Computer attacks that target undisclosed vulnerabilities are more common and last longer than many security researchers previously thought. The finding comes from a new study that tracked the number and duration of so-called zero-day exploits over three years.

The typical zero-day attack, by definition, exploits software flaws before they are publicly disclosed. It lasts on average 312 days, with some lasting as long as two and a half years, according to the study by researchers from antivirus provider Symantec. Of the 18 zero-day attacks the researchers found between 2008 and 2011, 11 of them previously went undetected. Recent revelations that the Stuxnet malware that sabotaged Iranian nuclear facilities relied on five zero days already underscored the threat posed by such attacks. But the researchers said their findings suggest the menace may be even greater.
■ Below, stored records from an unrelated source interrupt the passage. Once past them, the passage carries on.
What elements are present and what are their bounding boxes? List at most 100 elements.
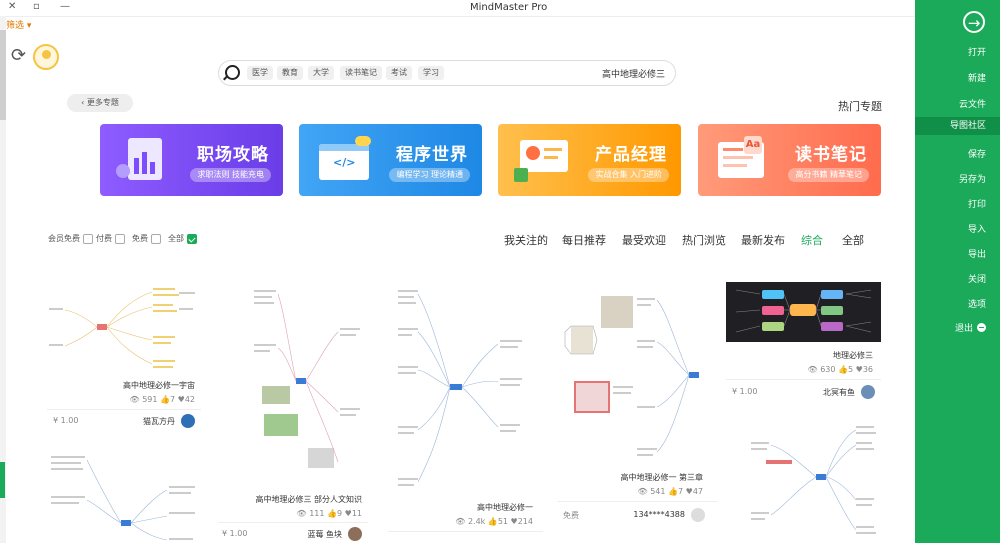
like-count: 5 (848, 365, 854, 374)
checkbox-checked-icon[interactable] (187, 233, 197, 244)
banner-subtitle: 实战合集 入门进阶 (588, 168, 669, 182)
card-stats: 👁 111 👍9 ♥11 (297, 509, 363, 518)
tab-daily[interactable]: 每日推荐 (562, 232, 606, 248)
filter-menu[interactable]: 筛选 ▾ (6, 18, 31, 31)
sidebar-item-import[interactable]: 导入 (916, 222, 986, 235)
author-name[interactable]: 北冥有鱼 (823, 387, 855, 398)
search-tag[interactable]: 大学 (308, 66, 334, 80)
sidebar-item-close[interactable]: 关闭 (916, 272, 986, 285)
sidebar-item-open[interactable]: 打开 (916, 45, 986, 58)
author-name[interactable]: 蓝莓 鱼块 (307, 529, 342, 540)
banner-career[interactable]: 职场攻略 求职法则 技能充电 (100, 124, 283, 196)
thumbs-up-icon: 👍 (327, 509, 337, 518)
sidebar-item-community[interactable]: 导图社区 (915, 117, 1000, 135)
tab-comprehensive[interactable]: 综合 (801, 232, 823, 248)
like-count: 7 (678, 487, 684, 496)
filter-all[interactable]: 全部 (168, 233, 197, 244)
chart-illustration (116, 134, 174, 184)
search-bar[interactable]: 医学 教育 大学 读书笔记 考试 学习 高中地理必修三 (218, 60, 676, 86)
search-tag[interactable]: 考试 (386, 66, 412, 80)
template-card[interactable]: 高中地理必修三 部分人文知识 👁 111 👍9 ♥11 蓝莓 鱼块 ¥ 1.00 (218, 282, 368, 543)
search-tag[interactable]: 教育 (277, 66, 303, 80)
template-card[interactable]: 高中地理必修一宇宙 👁 591 👍7 ♥42 猫瓦方丹 ¥ 1.00 (47, 282, 201, 432)
avatar[interactable] (33, 44, 59, 70)
tab-popular[interactable]: 最受欢迎 (622, 232, 666, 248)
price: ¥ 1.00 (222, 529, 248, 538)
filter-member-free[interactable]: 会员免费 (48, 233, 93, 244)
heart-icon: ♥ (510, 517, 518, 526)
banner-reading-notes[interactable]: Aa 读书笔记 高分书籍 精華笔记 (698, 124, 881, 196)
sidebar-item-exit[interactable]: 退出 (955, 321, 986, 334)
sidebar-item-cloud[interactable]: 云文件 (916, 97, 986, 110)
view-count: 2.4k (467, 517, 486, 526)
eye-icon: 👁 (637, 487, 651, 496)
author-avatar[interactable] (181, 414, 195, 428)
sidebar-item-export[interactable]: 导出 (916, 247, 986, 260)
divider (557, 501, 717, 502)
exit-label: 退出 (954, 324, 973, 334)
price: ¥ 1.00 (53, 416, 79, 425)
tab-following[interactable]: 我关注的 (504, 232, 548, 248)
checkbox-icon[interactable] (115, 233, 125, 244)
tab-latest[interactable]: 最新发布 (741, 232, 785, 248)
close-icon[interactable]: ✕ (8, 1, 16, 12)
code-window-illustration: </> (315, 134, 373, 184)
sidebar-item-print[interactable]: 打印 (916, 197, 986, 210)
eye-icon: 👁 (129, 395, 143, 404)
sidebar-item-new[interactable]: 新建 (916, 71, 986, 84)
eye-icon: 👁 (296, 509, 310, 518)
arrow-right-circle-icon[interactable]: → (963, 11, 985, 33)
sync-icon[interactable]: ⟳ (11, 45, 26, 66)
scrollbar-thumb[interactable] (0, 30, 6, 120)
author-avatar[interactable] (861, 385, 875, 399)
like-count: 7 (170, 395, 176, 404)
template-card[interactable]: 高中地理必修一 第三章 👁 541 👍7 ♥47 134****4388 免费 (557, 282, 717, 532)
filter-free[interactable]: 免费 (132, 233, 161, 244)
filter-label: 会员免费 (48, 234, 80, 243)
maximize-icon[interactable]: ▫ (33, 1, 40, 12)
tab-hot[interactable]: 热门浏览 (682, 232, 726, 248)
sidebar: → 打开 新建 云文件 导图社区 保存 另存为 打印 导入 导出 关闭 选项 退… (915, 0, 1000, 543)
minimize-icon[interactable]: — (60, 1, 70, 12)
sidebar-item-save[interactable]: 保存 (916, 147, 986, 160)
more-topics-button[interactable]: ‹ 更多专题 (67, 94, 133, 112)
author-name[interactable]: 猫瓦方丹 (143, 416, 175, 427)
banner-product-manager[interactable]: 产品经理 实战合集 入门进阶 (498, 124, 681, 196)
book-illustration: Aa (714, 134, 772, 184)
search-input[interactable]: 高中地理必修三 (602, 67, 665, 80)
search-icon[interactable] (225, 65, 240, 80)
author-avatar[interactable] (691, 508, 705, 522)
divider (388, 531, 543, 532)
banner-programming[interactable]: </> 程序世界 编程学习 理论精通 (299, 124, 482, 196)
card-stats: 👁 591 👍7 ♥42 (130, 395, 196, 404)
card-title: 高中地理必修一宇宙 (123, 381, 195, 390)
author-avatar[interactable] (348, 527, 362, 541)
mindmap-thumbnail (726, 420, 881, 543)
search-tag[interactable]: 学习 (418, 66, 444, 80)
hot-topics-title: 热门专题 (838, 100, 882, 113)
sidebar-item-save-as[interactable]: 另存为 (916, 172, 986, 185)
checkbox-icon[interactable] (83, 233, 93, 244)
favorite-count: 36 (862, 365, 873, 374)
sidebar-item-options[interactable]: 选项 (916, 297, 986, 310)
side-handle[interactable] (0, 462, 5, 498)
tab-all[interactable]: 全部 (842, 232, 864, 248)
search-tag[interactable]: 医学 (247, 66, 273, 80)
author-name[interactable]: 134****4388 (633, 510, 685, 519)
more-topics-label: 更多专题 (86, 98, 119, 107)
card-title: 高中地理必修一 (477, 503, 533, 512)
heart-icon: ♥ (685, 487, 693, 496)
template-card[interactable]: 地理必修三 👁 630 👍5 ♥36 北冥有鱼 ¥ 1.00 (726, 282, 881, 404)
template-card[interactable]: 高中地理必修一 👁 2.4k 👍51 ♥214 (388, 282, 543, 543)
checkbox-icon[interactable] (151, 233, 161, 244)
heart-icon: ♥ (855, 365, 863, 374)
search-tag[interactable]: 读书笔记 (340, 66, 382, 80)
divider (726, 379, 881, 380)
banner-subtitle: 求职法则 技能充电 (190, 168, 271, 182)
like-count: 51 (497, 517, 508, 526)
banner-subtitle: 高分书籍 精華笔记 (788, 168, 869, 182)
filter-paid[interactable]: 付费 (96, 233, 125, 244)
favorite-count: 11 (351, 509, 362, 518)
mindmap-thumbnail (388, 282, 543, 492)
mindmap-thumbnail (557, 282, 717, 462)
"Zero-day attacks are difficult to prevent because they exploit unknown vulnerabilities, for which there are no patches and no anti-virus or intrusion-detection signatures," they wrote. "It seems that, as long as software will have bugs and the development of exploits for new vulnerabilities will be a profitable activity, we will be exposed to zero-day attacks. In fact, 60 percent of the zero-day vulnerabilities we identify in our study were not known before, which suggests that there are many more zero-day attacks than previously thought—perhaps more than twice as many."